How Deep is the Southern Ocean?
Also known as the Antarctic Ocean, the Southern Ocean is the fourth largest ocean in the world. It is found in the Southern Hemisphere. The ocean’s tributaries include the Ross Sea, the Cooperation Sea, the Scotia Sea, the Cosmonaut Sea, the Weddell Sea and the Drake Passage. This oceanic division merges with other large bodies of water, namely the Indian, Pacific as well as the Atlantic Oceans. One of the essential features of this ocean is the presence of the Antarctic Circumpolar Ocean. To learn more about the geography of the Southern Ocean, it is important to know the estimated depth of this body of water.
The Depth of the Southern Ocean
How deep is the Southern Ocean?
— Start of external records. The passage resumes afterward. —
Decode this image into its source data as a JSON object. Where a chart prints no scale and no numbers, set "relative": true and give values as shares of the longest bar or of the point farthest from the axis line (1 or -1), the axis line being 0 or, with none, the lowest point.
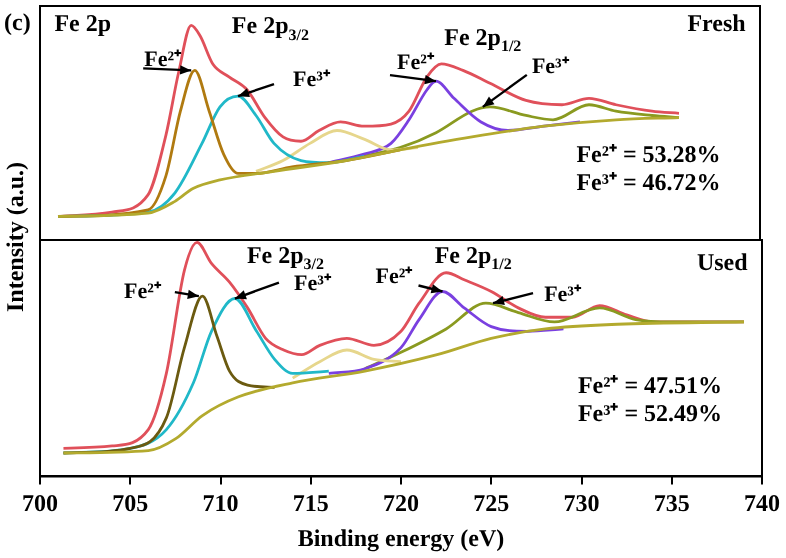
{
  "chart_data": [
    {
      "type": "line",
      "title": "(c)",
      "ylabel": "Intensity (a.u.)",
      "relative": true,
      "marker": "none",
      "xlim": [
        700,
        740
      ],
      "xticks": [
        700,
        705,
        710,
        715,
        720,
        725,
        730,
        735,
        740
      ],
      "tick_labels": false,
      "series": [
        {
          "color": "#b3aa2e",
          "x": [
            701,
            706,
            707.5,
            708.5,
            710,
            713,
            717,
            720,
            724,
            728,
            732,
            735.5
          ],
          "values": [
            0.11,
            0.125,
            0.18,
            0.24,
            0.28,
            0.32,
            0.37,
            0.42,
            0.48,
            0.53,
            0.56,
            0.57
          ]
        },
        {
          "color": "#b07a10",
          "x": [
            701,
            706,
            707,
            707.8,
            708.6,
            709.4,
            710.2,
            711,
            712,
            714,
            717,
            720
          ],
          "values": [
            0.11,
            0.14,
            0.3,
            0.6,
            0.79,
            0.6,
            0.4,
            0.31,
            0.31,
            0.34,
            0.37,
            0.42
          ]
        },
        {
          "color": "#20b8c8",
          "x": [
            701,
            706,
            707.5,
            709,
            710,
            711,
            712,
            713,
            714.5,
            716,
            718
          ],
          "values": [
            0.11,
            0.13,
            0.22,
            0.45,
            0.62,
            0.67,
            0.58,
            0.45,
            0.37,
            0.36,
            0.39
          ]
        },
        {
          "color": "#e6d68c",
          "x": [
            712,
            713.5,
            715,
            716.5,
            718,
            719.5,
            721
          ],
          "values": [
            0.32,
            0.37,
            0.45,
            0.51,
            0.47,
            0.42,
            0.43
          ]
        },
        {
          "color": "#7a40e0",
          "x": [
            716,
            718,
            719.5,
            720.5,
            721.5,
            722,
            723,
            724.5,
            726,
            728,
            730
          ],
          "values": [
            0.36,
            0.4,
            0.45,
            0.56,
            0.7,
            0.74,
            0.66,
            0.55,
            0.51,
            0.53,
            0.55
          ]
        },
        {
          "color": "#8a9a20",
          "x": [
            718,
            720,
            722,
            724,
            725,
            727,
            728.5,
            730.5,
            732,
            734,
            735.5
          ],
          "values": [
            0.39,
            0.43,
            0.5,
            0.6,
            0.62,
            0.58,
            0.56,
            0.63,
            0.6,
            0.58,
            0.57
          ]
        },
        {
          "color": "#e0505a",
          "x": [
            701,
            704,
            706,
            707,
            707.7,
            708.4,
            708.9,
            709.6,
            710.5,
            711.5,
            712.5,
            713.5,
            714.5,
            715.5,
            716.7,
            718,
            719.5,
            720.5,
            721.5,
            722.3,
            723.5,
            725,
            727,
            729,
            730.5,
            732,
            734,
            735.5
          ],
          "values": [
            0.11,
            0.13,
            0.21,
            0.49,
            0.78,
            1,
            0.95,
            0.82,
            0.76,
            0.7,
            0.57,
            0.48,
            0.46,
            0.51,
            0.55,
            0.53,
            0.54,
            0.6,
            0.76,
            0.82,
            0.79,
            0.73,
            0.65,
            0.63,
            0.66,
            0.63,
            0.6,
            0.59
          ]
        }
      ],
      "annotations": [
        "Fe 2p",
        "Fresh",
        "Fe 2p$_{3/2}$",
        "Fe 2p$_{1/2}$",
        {
          "text": "Fe²⁺",
          "x": 708.4,
          "y": 0.79
        },
        {
          "text": "Fe³⁺",
          "x": 711,
          "y": 0.67
        },
        {
          "text": "Fe²⁺",
          "x": 722,
          "y": 0.74
        },
        {
          "text": "Fe³⁺",
          "x": 724.6,
          "y": 0.62
        },
        "Fe²⁺ = 53.28%",
        "Fe³⁺ = 46.72%"
      ]
    },
    {
      "type": "line",
      "xlabel": "Binding energy (eV)",
      "relative": true,
      "marker": "none",
      "xlim": [
        700,
        740
      ],
      "xticks": [
        700,
        705,
        710,
        715,
        720,
        725,
        730,
        735,
        740
      ],
      "series": [
        {
          "color": "#b3aa2e",
          "x": [
            701.3,
            706,
            707.5,
            709,
            711,
            714,
            718,
            722,
            725,
            728,
            732,
            739
          ],
          "values": [
            0.1,
            0.11,
            0.16,
            0.26,
            0.34,
            0.4,
            0.45,
            0.52,
            0.59,
            0.63,
            0.65,
            0.66
          ]
        },
        {
          "color": "#6b5a10",
          "x": [
            701.3,
            705,
            707,
            708,
            709,
            709.8,
            710.5,
            711.5,
            713
          ],
          "values": [
            0.1,
            0.12,
            0.25,
            0.55,
            0.77,
            0.6,
            0.45,
            0.39,
            0.38
          ]
        },
        {
          "color": "#20b8c8",
          "x": [
            701.3,
            705,
            707,
            708.5,
            709.5,
            710.8,
            712,
            713,
            714,
            716
          ],
          "values": [
            0.1,
            0.12,
            0.2,
            0.4,
            0.62,
            0.76,
            0.62,
            0.5,
            0.44,
            0.45
          ]
        },
        {
          "color": "#e6d68c",
          "x": [
            714,
            715.5,
            717,
            718.5,
            720
          ],
          "values": [
            0.42,
            0.49,
            0.54,
            0.5,
            0.49
          ]
        },
        {
          "color": "#7a40e0",
          "x": [
            716,
            718,
            720,
            721,
            722.3,
            723.5,
            725,
            727,
            729
          ],
          "values": [
            0.44,
            0.46,
            0.55,
            0.67,
            0.79,
            0.72,
            0.64,
            0.62,
            0.63
          ]
        },
        {
          "color": "#8a9a20",
          "x": [
            718,
            720,
            722.5,
            724.7,
            726.5,
            728.5,
            731,
            733,
            735,
            739
          ],
          "values": [
            0.46,
            0.53,
            0.63,
            0.74,
            0.7,
            0.66,
            0.72,
            0.67,
            0.66,
            0.66
          ]
        },
        {
          "color": "#e0505a",
          "x": [
            701.3,
            704,
            706,
            707,
            708,
            708.7,
            709.5,
            710.5,
            711.5,
            712.5,
            713.5,
            714.5,
            715.5,
            717,
            718.5,
            720,
            721,
            722.5,
            723.5,
            725,
            726.5,
            728,
            729.5,
            731,
            732.5,
            734,
            737,
            739
          ],
          "values": [
            0.12,
            0.13,
            0.2,
            0.44,
            0.88,
            1,
            0.91,
            0.83,
            0.72,
            0.59,
            0.54,
            0.52,
            0.56,
            0.59,
            0.56,
            0.62,
            0.74,
            0.87,
            0.84,
            0.79,
            0.72,
            0.68,
            0.68,
            0.73,
            0.69,
            0.66,
            0.66,
            0.66
          ]
        }
      ],
      "annotations": [
        "Used",
        "Fe 2p$_{3/2}$",
        "Fe 2p$_{1/2}$",
        {
          "text": "Fe²⁺",
          "x": 708.8,
          "y": 0.77
        },
        {
          "text": "Fe³⁺",
          "x": 710.8,
          "y": 0.76
        },
        {
          "text": "Fe²⁺",
          "x": 722.3,
          "y": 0.79
        },
        {
          "text": "Fe³⁺",
          "x": 725.1,
          "y": 0.74
        },
        "Fe²⁺ = 47.51%",
        "Fe³⁺ = 52.49%"
      ]
    }
  ]
}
The depth of this body of water ranges from 13,000 to 16,000 feet. The deepest point of the ocean is found in the South Sandwich Trench, which measures 23,727 feet. Considered as the longest ocean current in the world, the Antarctic Circumpolar Current transports 4.6 billion feet of water per second. The ice pack present in the ocean fluctuates from one million miles per second during March to 7.2 million miles per second during September.
Additional Facts and Other Interesting Details
The Southern Ocean encircles the entire continent of Antarctic. There is sea ice along the coastline of the ocean. When it comes to natural resources, there are probable giant gas and oil fields along the continental margin. Aside from these, the other resources that are present in the ocean include manganese nodules, possible deposits of placer, gravel and sand as well as freshwater. Some animal species that can be found in the ocean are whales, squids, krill and seals. Additionally, people can also find 17 penguin species in the ocean.
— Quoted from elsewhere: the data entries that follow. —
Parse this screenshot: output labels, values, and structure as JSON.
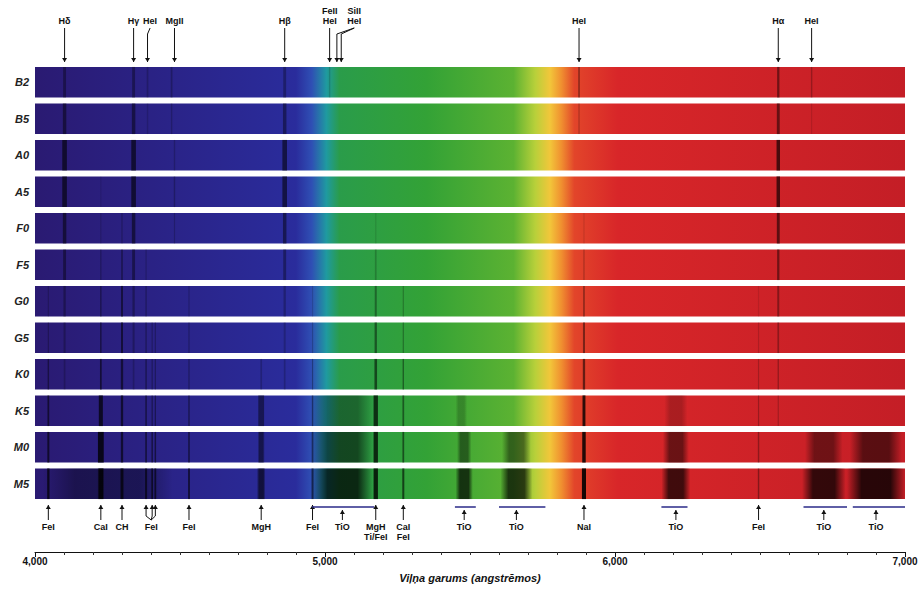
{
  "chart_data": {
    "type": "spectrum",
    "x_label": "Viļņa garums (angstrēmos)",
    "xlim": [
      4000,
      7000
    ],
    "xticks": [
      4000,
      5000,
      6000,
      7000
    ],
    "categories": [
      "B2",
      "B5",
      "A0",
      "A5",
      "F0",
      "F5",
      "G0",
      "G5",
      "K0",
      "K5",
      "M0",
      "M5"
    ],
    "top_labels": [
      {
        "label": "Hδ",
        "x": 4102
      },
      {
        "label": "Hγ",
        "x": 4340
      },
      {
        "label": "HeI",
        "x": 4388
      },
      {
        "label": "MgII",
        "x": 4481
      },
      {
        "label": "Hβ",
        "x": 4861
      },
      {
        "label": "FeII HeI",
        "x": 5016
      },
      {
        "label": "SiII HeI",
        "x": [
          5041,
          5056
        ]
      },
      {
        "label": "HeI",
        "x": 5876
      },
      {
        "label": "Hα",
        "x": 6563
      },
      {
        "label": "HeI",
        "x": 6678
      }
    ],
    "bottom_labels": [
      {
        "label": "FeI",
        "x": 4046
      },
      {
        "label": "CaI",
        "x": 4227
      },
      {
        "label": "CH",
        "x": 4300
      },
      {
        "label": "FeI",
        "x": [
          4383,
          4404,
          4415
        ]
      },
      {
        "label": "FeI",
        "x": 4531
      },
      {
        "label": "MgH",
        "x": 4780
      },
      {
        "label": "FeI",
        "x": 4957
      },
      {
        "label": "TiO",
        "x": 5060,
        "band": [
          4955,
          5170
        ]
      },
      {
        "label": "MgH Ti/FeI",
        "x": 5175
      },
      {
        "label": "CaI FeI",
        "x": 5270
      },
      {
        "label": "TiO",
        "x": 5480,
        "band": [
          5448,
          5520
        ]
      },
      {
        "label": "TiO",
        "x": 5660,
        "band": [
          5600,
          5760
        ]
      },
      {
        "label": "NaI",
        "x": 5893
      },
      {
        "label": "TiO",
        "x": 6210,
        "band": [
          6160,
          6250
        ]
      },
      {
        "label": "FeI",
        "x": 6495
      },
      {
        "label": "TiO",
        "x": 6720,
        "band": [
          6650,
          6800
        ]
      },
      {
        "label": "TiO",
        "x": 6900,
        "band": [
          6820,
          7000
        ]
      }
    ],
    "absorption": {
      "B2": [
        [
          4102,
          10,
          0.35
        ],
        [
          4340,
          10,
          0.35
        ],
        [
          4388,
          6,
          0.2
        ],
        [
          4471,
          6,
          0.25
        ],
        [
          4861,
          10,
          0.3
        ],
        [
          5016,
          5,
          0.15
        ],
        [
          5876,
          6,
          0.35
        ],
        [
          6563,
          8,
          0.45
        ],
        [
          6678,
          5,
          0.25
        ]
      ],
      "B5": [
        [
          4102,
          12,
          0.45
        ],
        [
          4340,
          12,
          0.45
        ],
        [
          4388,
          5,
          0.15
        ],
        [
          4471,
          5,
          0.2
        ],
        [
          4861,
          12,
          0.4
        ],
        [
          5876,
          5,
          0.2
        ],
        [
          6563,
          10,
          0.5
        ],
        [
          6678,
          4,
          0.12
        ]
      ],
      "A0": [
        [
          4102,
          16,
          0.6
        ],
        [
          4340,
          16,
          0.6
        ],
        [
          4481,
          5,
          0.2
        ],
        [
          4861,
          16,
          0.55
        ],
        [
          6563,
          12,
          0.65
        ]
      ],
      "A5": [
        [
          4102,
          16,
          0.6
        ],
        [
          4227,
          4,
          0.1
        ],
        [
          4340,
          16,
          0.6
        ],
        [
          4481,
          5,
          0.25
        ],
        [
          4861,
          16,
          0.55
        ],
        [
          6563,
          12,
          0.65
        ]
      ],
      "F0": [
        [
          4102,
          12,
          0.5
        ],
        [
          4227,
          4,
          0.15
        ],
        [
          4300,
          5,
          0.2
        ],
        [
          4340,
          12,
          0.5
        ],
        [
          4481,
          4,
          0.2
        ],
        [
          4861,
          12,
          0.45
        ],
        [
          5175,
          5,
          0.1
        ],
        [
          5893,
          5,
          0.1
        ],
        [
          6563,
          10,
          0.55
        ]
      ],
      "F5": [
        [
          4102,
          10,
          0.4
        ],
        [
          4227,
          4,
          0.25
        ],
        [
          4300,
          6,
          0.35
        ],
        [
          4340,
          10,
          0.4
        ],
        [
          4383,
          4,
          0.2
        ],
        [
          4861,
          10,
          0.35
        ],
        [
          5175,
          6,
          0.2
        ],
        [
          5893,
          5,
          0.2
        ],
        [
          6563,
          8,
          0.45
        ]
      ],
      "G0": [
        [
          4046,
          4,
          0.2
        ],
        [
          4102,
          8,
          0.3
        ],
        [
          4227,
          5,
          0.35
        ],
        [
          4300,
          7,
          0.5
        ],
        [
          4340,
          8,
          0.3
        ],
        [
          4383,
          4,
          0.3
        ],
        [
          4531,
          4,
          0.2
        ],
        [
          4861,
          8,
          0.25
        ],
        [
          4957,
          4,
          0.15
        ],
        [
          5175,
          7,
          0.35
        ],
        [
          5270,
          4,
          0.25
        ],
        [
          5893,
          6,
          0.35
        ],
        [
          6495,
          3,
          0.1
        ],
        [
          6563,
          7,
          0.35
        ]
      ],
      "G5": [
        [
          4046,
          4,
          0.25
        ],
        [
          4102,
          7,
          0.25
        ],
        [
          4227,
          5,
          0.45
        ],
        [
          4300,
          7,
          0.55
        ],
        [
          4340,
          7,
          0.25
        ],
        [
          4383,
          4,
          0.35
        ],
        [
          4404,
          3,
          0.25
        ],
        [
          4415,
          3,
          0.25
        ],
        [
          4531,
          4,
          0.25
        ],
        [
          4861,
          7,
          0.2
        ],
        [
          4957,
          4,
          0.2
        ],
        [
          5175,
          8,
          0.45
        ],
        [
          5270,
          4,
          0.3
        ],
        [
          5893,
          7,
          0.45
        ],
        [
          6495,
          3,
          0.15
        ],
        [
          6563,
          6,
          0.3
        ]
      ],
      "K0": [
        [
          4046,
          5,
          0.4
        ],
        [
          4102,
          6,
          0.2
        ],
        [
          4227,
          6,
          0.55
        ],
        [
          4300,
          8,
          0.55
        ],
        [
          4340,
          6,
          0.2
        ],
        [
          4383,
          4,
          0.45
        ],
        [
          4404,
          3,
          0.3
        ],
        [
          4415,
          3,
          0.3
        ],
        [
          4531,
          4,
          0.3
        ],
        [
          4780,
          6,
          0.2
        ],
        [
          4861,
          6,
          0.2
        ],
        [
          4957,
          4,
          0.3
        ],
        [
          5175,
          9,
          0.55
        ],
        [
          5270,
          5,
          0.4
        ],
        [
          5893,
          8,
          0.55
        ],
        [
          6495,
          3,
          0.2
        ],
        [
          6563,
          5,
          0.25
        ]
      ],
      "K5": [
        [
          4046,
          6,
          0.55
        ],
        [
          4227,
          14,
          0.7
        ],
        [
          4300,
          8,
          0.6
        ],
        [
          4383,
          5,
          0.5
        ],
        [
          4404,
          4,
          0.4
        ],
        [
          4415,
          4,
          0.4
        ],
        [
          4531,
          5,
          0.4
        ],
        [
          4780,
          20,
          0.45
        ],
        [
          4957,
          5,
          0.4
        ],
        [
          5060,
          210,
          0.35
        ],
        [
          5175,
          15,
          0.7
        ],
        [
          5270,
          6,
          0.45
        ],
        [
          5470,
          40,
          0.2
        ],
        [
          5893,
          10,
          0.8
        ],
        [
          6210,
          80,
          0.2
        ],
        [
          6495,
          4,
          0.25
        ],
        [
          6563,
          4,
          0.2
        ]
      ],
      "M0": [
        [
          4046,
          7,
          0.6
        ],
        [
          4227,
          20,
          0.8
        ],
        [
          4300,
          8,
          0.6
        ],
        [
          4383,
          6,
          0.5
        ],
        [
          4404,
          5,
          0.5
        ],
        [
          4415,
          5,
          0.5
        ],
        [
          4531,
          6,
          0.45
        ],
        [
          4780,
          25,
          0.5
        ],
        [
          4957,
          6,
          0.45
        ],
        [
          5060,
          210,
          0.55
        ],
        [
          5175,
          15,
          0.75
        ],
        [
          5270,
          6,
          0.5
        ],
        [
          5480,
          50,
          0.45
        ],
        [
          5660,
          100,
          0.45
        ],
        [
          5893,
          12,
          0.85
        ],
        [
          6210,
          90,
          0.5
        ],
        [
          6495,
          5,
          0.3
        ],
        [
          6720,
          130,
          0.45
        ],
        [
          6900,
          180,
          0.55
        ]
      ],
      "M5": [
        [
          4250,
          450,
          0.35
        ],
        [
          4046,
          8,
          0.7
        ],
        [
          4227,
          24,
          0.85
        ],
        [
          4300,
          10,
          0.7
        ],
        [
          4383,
          7,
          0.6
        ],
        [
          4404,
          6,
          0.6
        ],
        [
          4415,
          6,
          0.6
        ],
        [
          4531,
          7,
          0.55
        ],
        [
          4780,
          30,
          0.6
        ],
        [
          4957,
          7,
          0.55
        ],
        [
          5060,
          210,
          0.75
        ],
        [
          5175,
          15,
          0.8
        ],
        [
          5270,
          7,
          0.6
        ],
        [
          5480,
          60,
          0.7
        ],
        [
          5660,
          110,
          0.7
        ],
        [
          5893,
          14,
          0.9
        ],
        [
          6210,
          100,
          0.7
        ],
        [
          6495,
          5,
          0.35
        ],
        [
          6720,
          150,
          0.75
        ],
        [
          6900,
          200,
          0.8
        ]
      ]
    }
  }
}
To preserve the marine species living in the ocean, the International Whaling Commission does not allow commercial fishing in the southern part of the Antarctic. In addition to this, the Convention for the Conservation of Antarctic Seals prohibits seal hunting in the ocean. Moreover, the Convention on the Conservation of Antarctic Marine Living Resources limits fishing activities in the place.
The ocean provides routes that are important to transport goods from one continent to another. Examples of harbors and ports in the Southern Ocean are the Palmer Station, the Esperanza Base, the Rothera Station, the McMurdo Station, the Villa Las Estrellas and the Mawson Station. Most of these ports are operated and managed by research stations of various governments.